Even with controls, residue studies cannot always distinguish deliberate use from incidental contact. A stone tool might pick up starch from a plant used as packing material or from a tuber sliced in passing. The strongest claims rest on clusters of evidence: multiple tools from the same context, damage patterns consistent with a specific process, ecological plausibility.

The wet-zone challenge

Sri Lanka's southwestern wet zone receives over two meters of rain annually. Organic preservation is poor; wooden digging sticks, fiber baskets, and plant macrofossils rarely survive. Microfossils, protected by silica or starch's chemical stability, fill that gap.

But even microfossils pose interpretive puzzles. A single Caryota phytolith might come from a deliberately processed seed or from palm fronds used to line the cave floor. Quantity and context matter. The Fa-Hien Lena team found starch grains on ochre-processing tools—objects unlikely to contact food by accident—and on flakes with edge-wear consistent with scraping tubers.

The resulting picture is provisional but grounded.
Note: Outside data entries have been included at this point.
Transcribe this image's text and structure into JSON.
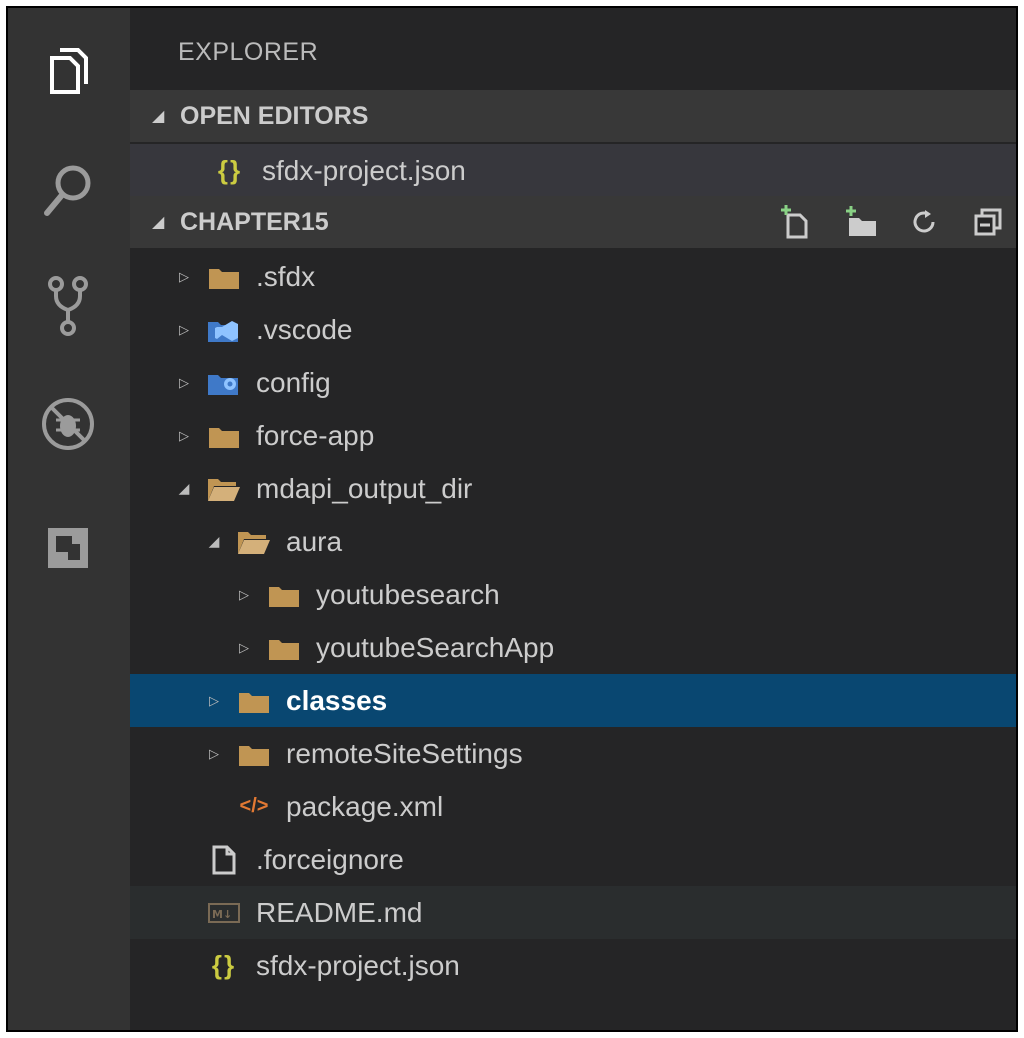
{
  "explorer": {
    "title": "EXPLORER"
  },
  "open_editors": {
    "header": "OPEN EDITORS",
    "items": [
      {
        "label": "sfdx-project.json",
        "icon": "json-braces-icon"
      }
    ]
  },
  "project": {
    "header": "CHAPTER15",
    "actions": [
      "new-file-icon",
      "new-folder-icon",
      "refresh-icon",
      "collapse-all-icon"
    ]
  },
  "tree": [
    {
      "label": ".sfdx",
      "icon": "folder-icon",
      "depth": 0,
      "twisty": "collapsed"
    },
    {
      "label": ".vscode",
      "icon": "vscode-folder-icon",
      "depth": 0,
      "twisty": "collapsed"
    },
    {
      "label": "config",
      "icon": "config-folder-icon",
      "depth": 0,
      "twisty": "collapsed"
    },
    {
      "label": "force-app",
      "icon": "folder-icon",
      "depth": 0,
      "twisty": "collapsed"
    },
    {
      "label": "mdapi_output_dir",
      "icon": "folder-open-icon",
      "depth": 0,
      "twisty": "expanded"
    },
    {
      "label": "aura",
      "icon": "folder-open-icon",
      "depth": 1,
      "twisty": "expanded"
    },
    {
      "label": "youtubesearch",
      "icon": "folder-icon",
      "depth": 2,
      "twisty": "collapsed"
    },
    {
      "label": "youtubeSearchApp",
      "icon": "folder-icon",
      "depth": 2,
      "twisty": "collapsed"
    },
    {
      "label": "classes",
      "icon": "folder-icon",
      "depth": 1,
      "twisty": "collapsed",
      "selected": true
    },
    {
      "label": "remoteSiteSettings",
      "icon": "folder-icon",
      "depth": 1,
      "twisty": "collapsed"
    },
    {
      "label": "package.xml",
      "icon": "xml-icon",
      "depth": 1,
      "twisty": "none"
    },
    {
      "label": ".forceignore",
      "icon": "file-icon",
      "depth": 0,
      "twisty": "none"
    },
    {
      "label": "README.md",
      "icon": "markdown-icon",
      "depth": 0,
      "twisty": "none",
      "hover": true
    },
    {
      "label": "sfdx-project.json",
      "icon": "json-braces-icon",
      "depth": 0,
      "twisty": "none"
    }
  ],
  "colors": {
    "sidebar_bg": "#252526",
    "activity_bg": "#333333",
    "selection_bg": "#094771",
    "folder": "#c09553",
    "json": "#cbcb41",
    "xml": "#e37933"
  }
}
People at Fa-Hien Lena collected and cooked rainforest tubers and seeds between 48,000 and 36,000 years ago. They used fire and stone tools to make plants edible. They returned to the cave across thousands of years, suggesting the surrounding forest provided reliable calories.

That conclusion rests on microscopic fragments catalogued grain by grain, cross-referenced against modern specimens, and evaluated for taphonomic plausibility. It is the numismatic approach applied to starch: each granule a small, durable token that, in aggregate, testifies to choices made long before anyone planted a seed.